I’m lucky (or cunning) enough to have lured yet another successful writer over to my blog for an SAT- Successful Author Talk. Today’s guest is Elissa Sussman. She’s a writer, a reader and a pumpkin pie eater. Her debut novel, STRAY (Greenwillow Books/HarperCollins), is a YA fantasy about fairy godmothers, magic and food. She received her BA from Sarah Lawrence College and in a previous life managed animators and organized spreadsheets at some of the best animation studios in the world, including Nickelodeon, Disney, Dreamworks and Sony Imageworks. You can see her name in the credits of THE CROODS, HOTEL TRANSYLVANIA, THE PRINCESS AND THE FROG and TANGLED. She currently lives in Los Angeles with her boyfriend and their rescue mutt.
SAT authors have conquered the query, slain the synopsis and attained the pinnacle of published. How’d they do it? Let’s ask ’em!
Are you a Planner or Pantster?
Definitely a planner, though all my outlines and chapter breakdowns usually go out the window once I start writing. Any planning I do is under the illusion that I know what I’m doing, which is never actually the case.
How long does it typically take you to write a novel, start to finish?

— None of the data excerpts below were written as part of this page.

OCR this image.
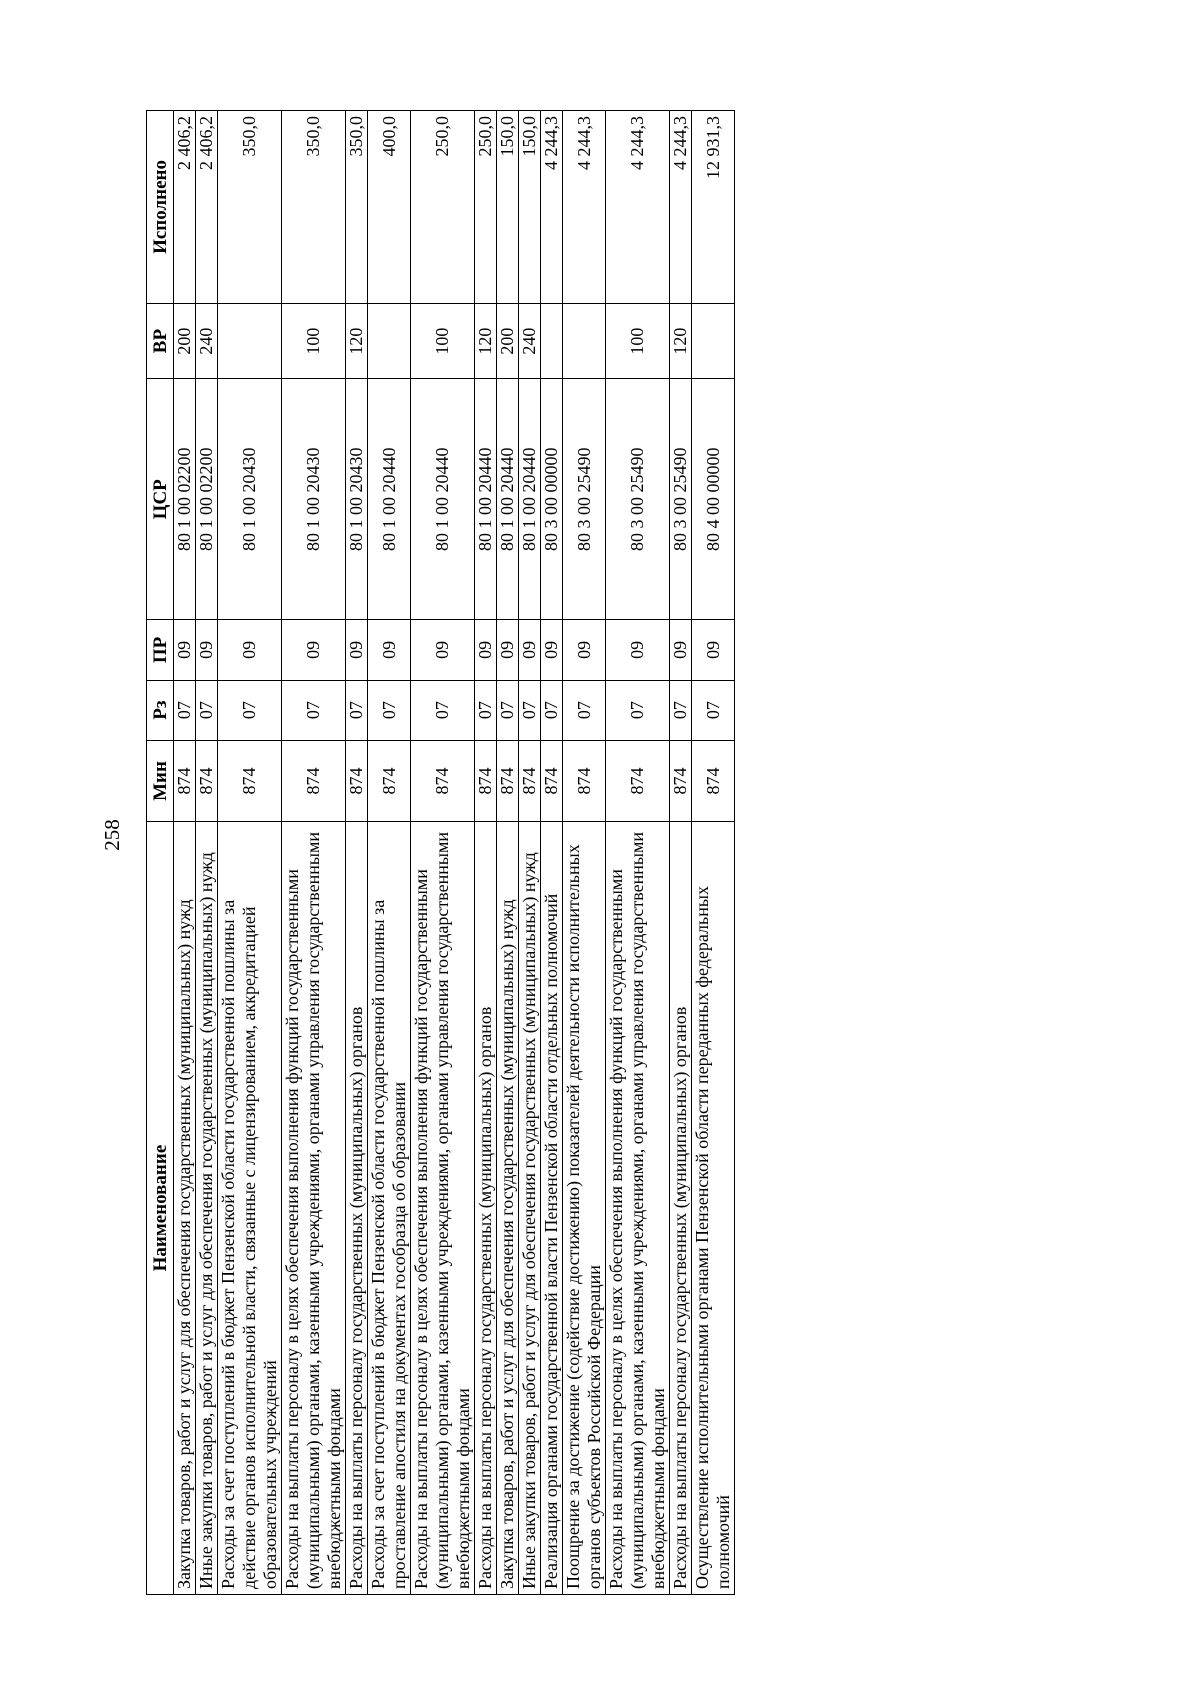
258
Наименование	Мин	Рз	ПР	ЦСР	ВР	Исполнено
Закупка товаров, работ и услуг для обеспечения государственных (муниципальных) нужд	874	07	09	80 1 00 02200	200	2 406,2
Иные закупки товаров, работ и услуг для обеспечения государственных (муниципальных) нужд	874	07	09	80 1 00 02200	240	2 406,2
Расходы за счет поступлений в бюджет Пензенской области государственной пошлины за действие органов исполнительной власти, связанные с лицензированием, аккредитацией образовательных учреждений	874	07	09	80 1 00 20430		350,0
Расходы на выплаты персоналу в целях обеспечения выполнения функций государственными (муниципальными) органами, казенными учреждениями, органами управления государственными внебюджетными фондами	874	07	09	80 1 00 20430	100	350,0
Расходы на выплаты персоналу государственных (муниципальных) органов	874	07	09	80 1 00 20430	120	350,0
Расходы за счет поступлений в бюджет Пензенской области государственной пошлины за проставление апостиля на документах гособразца об образовании	874	07	09	80 1 00 20440		400,0
Расходы на выплаты персоналу в целях обеспечения выполнения функций государственными (муниципальными) органами, казенными учреждениями, органами управления государственными внебюджетными фондами	874	07	09	80 1 00 20440	100	250,0
Расходы на выплаты персоналу государственных (муниципальных) органов	874	07	09	80 1 00 20440	120	250,0
Закупка товаров, работ и услуг для обеспечения государственных (муниципальных) нужд	874	07	09	80 1 00 20440	200	150,0
Иные закупки товаров, работ и услуг для обеспечения государственных (муниципальных) нужд	874	07	09	80 1 00 20440	240	150,0
Реализация органами государственной власти Пензенской области отдельных полномочий	874	07	09	80 3 00 00000		4 244,3
Поощрение за достижение (содействие достижению) показателей деятельности исполнительных органов субъектов Российской Федерации	874	07	09	80 3 00 25490		4 244,3
Расходы на выплаты персоналу в целях обеспечения выполнения функций государственными (муниципальными) органами, казенными учреждениями, органами управления государственными внебюджетными фондами	874	07	09	80 3 00 25490	100	4 244,3
Расходы на выплаты персоналу государственных (муниципальных) органов	874	07	09	80 3 00 25490	120	4 244,3
Осуществление исполнительными органами Пензенской области переданных федеральных полномочий	874	07	09	80 4 00 00000		12 931,3
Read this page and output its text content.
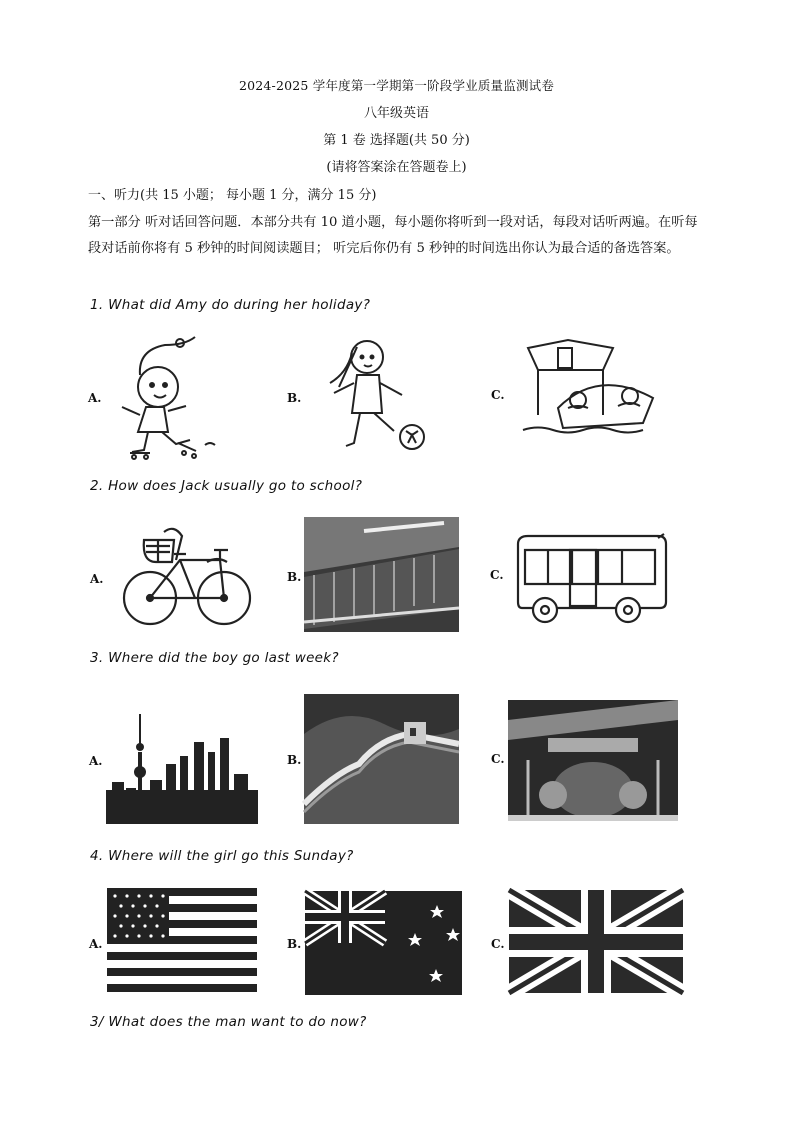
2024-2025 学年度第一学期第一阶段学业质量监测试卷
八年级英语
第 1 卷 选择题(共 50 分)
(请将答案涂在答题卷上)
一、听力(共 15 小题； 每小题 1 分，满分 15 分)
第一部分 听对话回答问题．本部分共有 10 道小题，每小题你将听到一段对话，每段对话听两遍。在听每段对话前你将有 5 秒钟的时间阅读题目； 听完后你仍有 5 秒钟的时间选出你认为最合适的备选答案。
1. What did Amy do during her holiday?
A.	B.	C.
2. How does Jack usually go to school?
A.	B.	C.
3. Where did the boy go last week?
A.	B.	C.
4. Where will the girl go this Sunday?
A.	B.	C.
3/ What does the man want to do now?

I’m hoping this won’t be typical, but STRAY took about four years from rough draft to final galleys. Nine years if you count the five years I took to “plan” it. Oy.
Do you work on one project at a time, or are you a multi tasker?
So far just one at a time, though I’m planning on exercising my multi tasking muscle in the near future.
Did you have to overcome any fears that first time you sat down to write?
I always have about four days where I feel like everything I write is just awful. Powering through that isn’t always easy – especially for a champion procrastinator like myself – but if I can, I usually get into a pretty satisfying groove that can carry me through a draft or batch of rewrites.
How many trunked books (if any) did you have before you were agented?
None really. There was an alternate version of STRAY (with dragons!) that I consider a very rough draft since there is a scene or two that still made it into the final manuscript.
Who is your agent and how did you get that “Yes!” out of them?
My agent is the fabulous Samantha Shea of Georges Borchardt, Inc. and I grabbed her attention through a traditional query.
How many queries did you send?
I sent about 60 queries over five months before getting my first offer.
Any advice to aspiring writers out there on conquering query hell?
It’s twofold: don’t give up, but be aware of the response you’re getting. If you’re not getting any bites – re-examine your query. If you’re not getting interest on requested pages – re-examine your pages. Polish your query, polish your pages and keep trying!